The three best performing models overall were 58 (mmmkmk), 55 (mmkmmm), and 54 (mmkmmk) (Fig. 6A). Notably, the nucleotides in positions 2 and 5 are included in all three of these top performing models, while positions 3, 4, and 6 are excluded from at least one of the models. The three worst performing models were 2 (kkkkmk), 52 (mmkmkk), and 37 (mkkmkm) (Fig. 6A). Nucleotide positions 2 and 5 are excluded in two of these models, and position 3 is excluded in all three of them. It is important to note that although model 2 does include position 5, all the remaining positions are k (ignored) nucleotides, which likely contributes to its overall poor performance. Ranking all the models by average mean true hit ratio over the 50 trials reveals that many of the models that perform in the top 5% also rank highly for their average mean true hit ratio across all 50 trials (Fig. 6B). Conversely, many of the models that perform in the bottom 5% have low average mean true hit ratios (Fig. 6B).

In an effort to identify the nucleotides that are contributing to the predictive performance of the top and bottom 5% models, the number of times that an m (considered) nucleotide appeared in each position was recorded for each trial. These numbers were totaled across all 50 trials for each model, then averaged to determine how frequently each position appeared. Strikingly, nucleotide positions 2 and 5 were once more prominent, with position 5 appearing on average 2.54 out of a possible 3 times in the top performing 5% of models and position 2 appearing 2.48 times (Fig. 7). The remaining positions 1, 3, 4, and 6 appeared on average 1.98, 1.7, 2.2, and 1.52 times, respectively in the top 5% performing models (Fig. 7). At all positions within the INR CPE, the frequency of a considered nucleotide was higher in the top 5% models (shown in light grey in Fig. 7) when compared to the bottom 5% models (shown in dark grey in Fig. 7), indicating that a lower number of considered nucleotides is likely reducing the predictive performance of the bottom 5% models. This phenomenon is particularly clear at nucleotide position 3, which appears, on average, only 0.56 times in the bottom 5% (Fig. 7). However, position 3 also has one of the lowest inclusion frequencies amongst the top 5% models, which may simply be a result of the relatively strong consensus for an A nucleotide in this position in the INR CPE.
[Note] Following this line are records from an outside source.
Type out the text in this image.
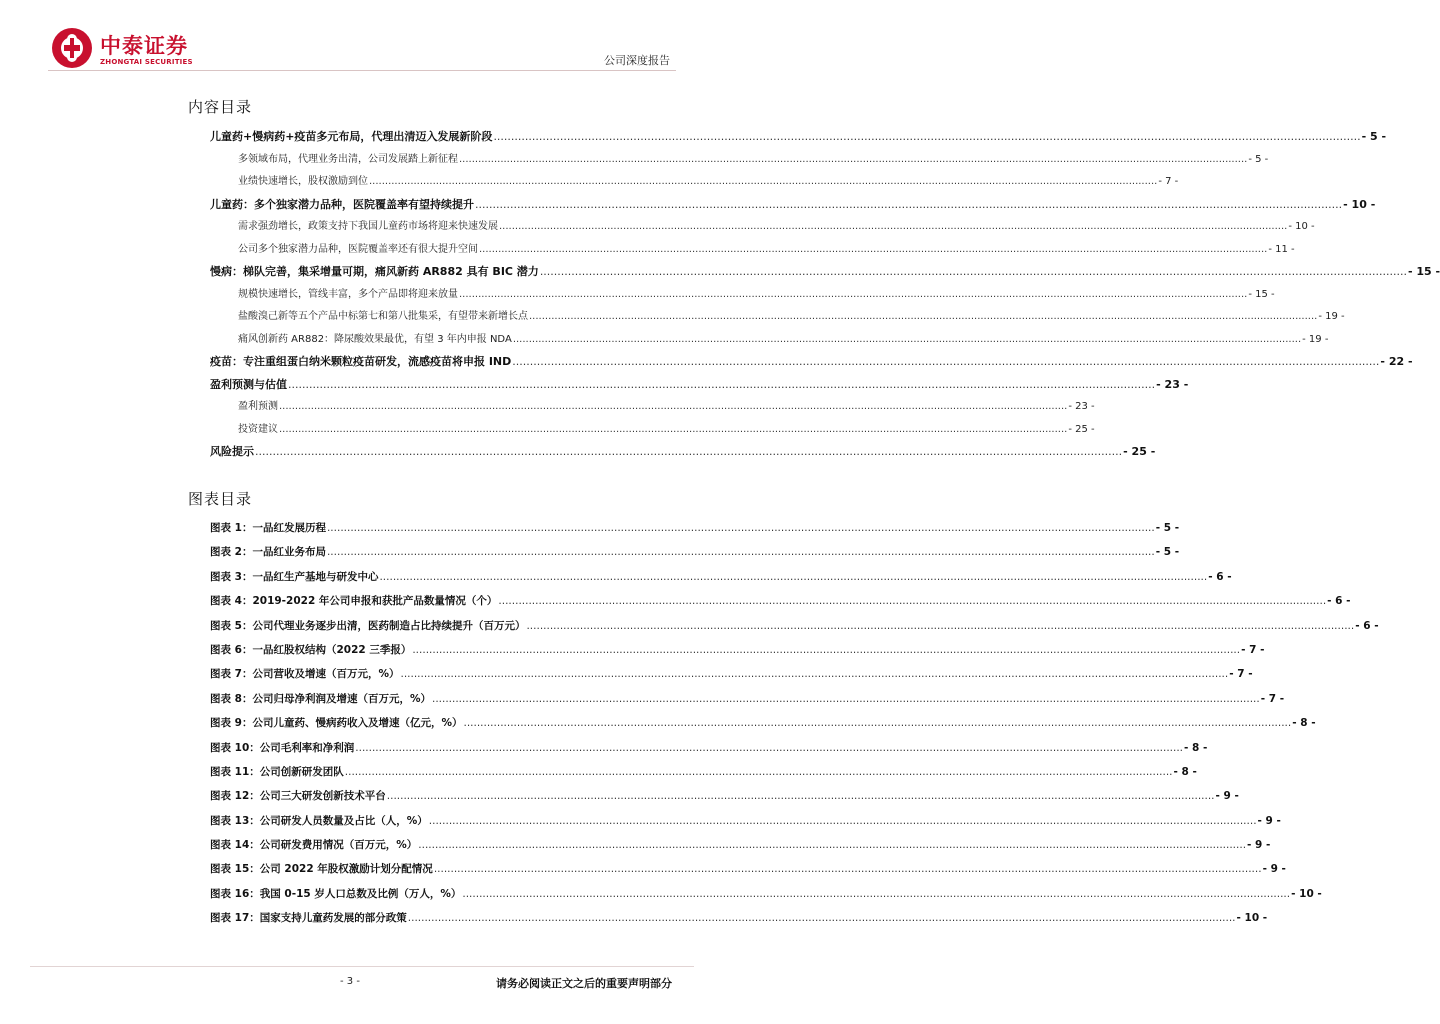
中泰证券
ZHONGTAI SECURITIES	公司深度报告
内容目录
儿童药+慢病药+疫苗多元布局，代理出清迈入发展新阶段 .....	- 5 -
多领域布局，代理业务出清，公司发展踏上新征程 .....	- 5 -
业绩快速增长，股权激励到位 .....	- 7 -
儿童药：多个独家潜力品种，医院覆盖率有望持续提升 .....	- 10 -
需求强劲增长，政策支持下我国儿童药市场将迎来快速发展 .....	- 10 -
公司多个独家潜力品种，医院覆盖率还有很大提升空间 .....	- 11 -
慢病：梯队完善，集采增量可期，痛风新药 AR882 具有 BIC 潜力 .....	- 15 -
规模快速增长，管线丰富，多个产品即将迎来放量 .....	- 15 -
盐酸溴己新等五个产品中标第七和第八批集采，有望带来新增长点 .....	- 19 -
痛风创新药 AR882：降尿酸效果最优，有望 3 年内申报 NDA .....	- 19 -
疫苗：专注重组蛋白纳米颗粒疫苗研发，流感疫苗将申报 IND .....	- 22 -
盈利预测与估值 .....	- 23 -
盈利预测 .....	- 23 -
投资建议 .....	- 25 -
风险提示 .....	- 25 -
图表目录
图表 1：一品红发展历程 .....	- 5 -
图表 2：一品红业务布局 .....	- 5 -
图表 3：一品红生产基地与研发中心 .....	- 6 -
图表 4：2019-2022 年公司申报和获批产品数量情况（个） .....	- 6 -
图表 5：公司代理业务逐步出清，医药制造占比持续提升（百万元） .....	- 6 -
图表 6：一品红股权结构（2022 三季报） .....	- 7 -
图表 7：公司营收及增速（百万元，%） .....	- 7 -
图表 8：公司归母净利润及增速（百万元，%） .....	- 7 -
图表 9：公司儿童药、慢病药收入及增速（亿元，%） .....	- 8 -
图表 10：公司毛利率和净利润 .....	- 8 -
图表 11：公司创新研发团队 .....	- 8 -
图表 12：公司三大研发创新技术平台 .....	- 9 -
图表 13：公司研发人员数量及占比（人，%） .....	- 9 -
图表 14：公司研发费用情况（百万元，%） .....	- 9 -
图表 15：公司 2022 年股权激励计划分配情况 .....	- 9 -
图表 16：我国 0-15 岁人口总数及比例（万人，%） .....	- 10 -
图表 17：国家支持儿童药发展的部分政策 .....	- 10 -
- 3 -	请务必阅读正文之后的重要声明部分
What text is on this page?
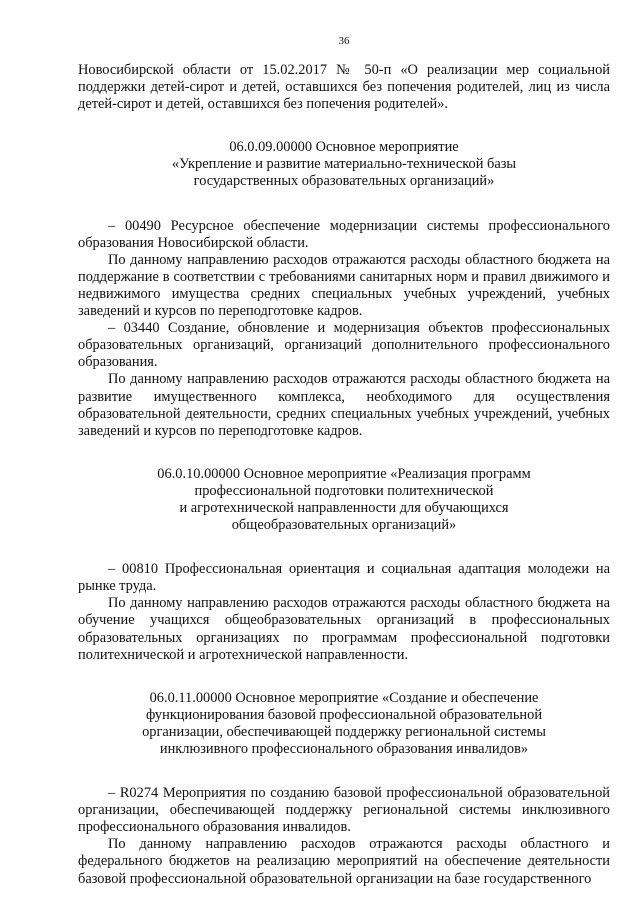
36

Новосибирской области от 15.02.2017 № 50-п «О реализации мер социальной поддержки детей-сирот и детей, оставшихся без попечения родителей, лиц из числа детей-сирот и детей, оставшихся без попечения родителей».

06.0.09.00000 Основное мероприятие
«Укрепление и развитие материально-технической базы
государственных образовательных организаций»

– 00490 Ресурсное обеспечение модернизации системы профессионального образования Новосибирской области.

По данному направлению расходов отражаются расходы областного бюджета на поддержание в соответствии с требованиями санитарных норм и правил движимого и недвижимого имущества средних специальных учебных учреждений, учебных заведений и курсов по переподготовке кадров.

– 03440 Создание, обновление и модернизация объектов профессиональных образовательных организаций, организаций дополнительного профессионального образования.

По данному направлению расходов отражаются расходы областного бюджета на развитие имущественного комплекса, необходимого для осуществления образовательной деятельности, средних специальных учебных учреждений, учебных заведений и курсов по переподготовке кадров.

06.0.10.00000 Основное мероприятие «Реализация программ
профессиональной подготовки политехнической
и агротехнической направленности для обучающихся
общеобразовательных организаций»

– 00810 Профессиональная ориентация и социальная адаптация молодежи на рынке труда.

По данному направлению расходов отражаются расходы областного бюджета на обучение учащихся общеобразовательных организаций в профессиональных образовательных организациях по программам профессиональной подготовки политехнической и агротехнической направленности.

06.0.11.00000 Основное мероприятие «Создание и обеспечение
функционирования базовой профессиональной образовательной
организации, обеспечивающей поддержку региональной системы
инклюзивного профессионального образования инвалидов»

– R0274 Мероприятия по созданию базовой профессиональной образовательной организации, обеспечивающей поддержку региональной системы инклюзивного профессионального образования инвалидов.

По данному направлению расходов отражаются расходы областного и федерального бюджетов на реализацию мероприятий на обеспечение деятельности базовой профессиональной образовательной организации на базе государственного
Interdependency at nucleotide positions 2 and 5 in INR

To directly investigate the potential importance of nucleotide positions 2 and 5 in INR we also performed a two-tailed hypothesis test on the 205 annotated INR CPEs. The test was performed on all position pairs (15 total) and all nucleotide pairs (FitzGerald et al., 2006). From this analysis, it is clear that some positions show enrichment for specific nucleotide pairs when compared to other positions (Fig. 8). For example, interdependency appears to be enriched at position 5 (+3 relative to TSS), accounting for 11 out of the 20 total nucleotide pairs showing any significant dependence and includes all four pairs showing significant dependence at α = 0.01 (Fig. 8). Notably, the only nucleotide pair showing significant dependence at the most stringent α = 0.001 level was also found in positions 2 (−1 relative to TSS) and 5 (+3 relative to TSS), where an A in position 2 and a G in position 5 was found to be statistically over-enriched (1-sided test, p < 0.001). These observations are consistent with our MARZ results and emphasize the importance of including information on positions 2 and 5 in bioinformatic predictions of the INR CPE.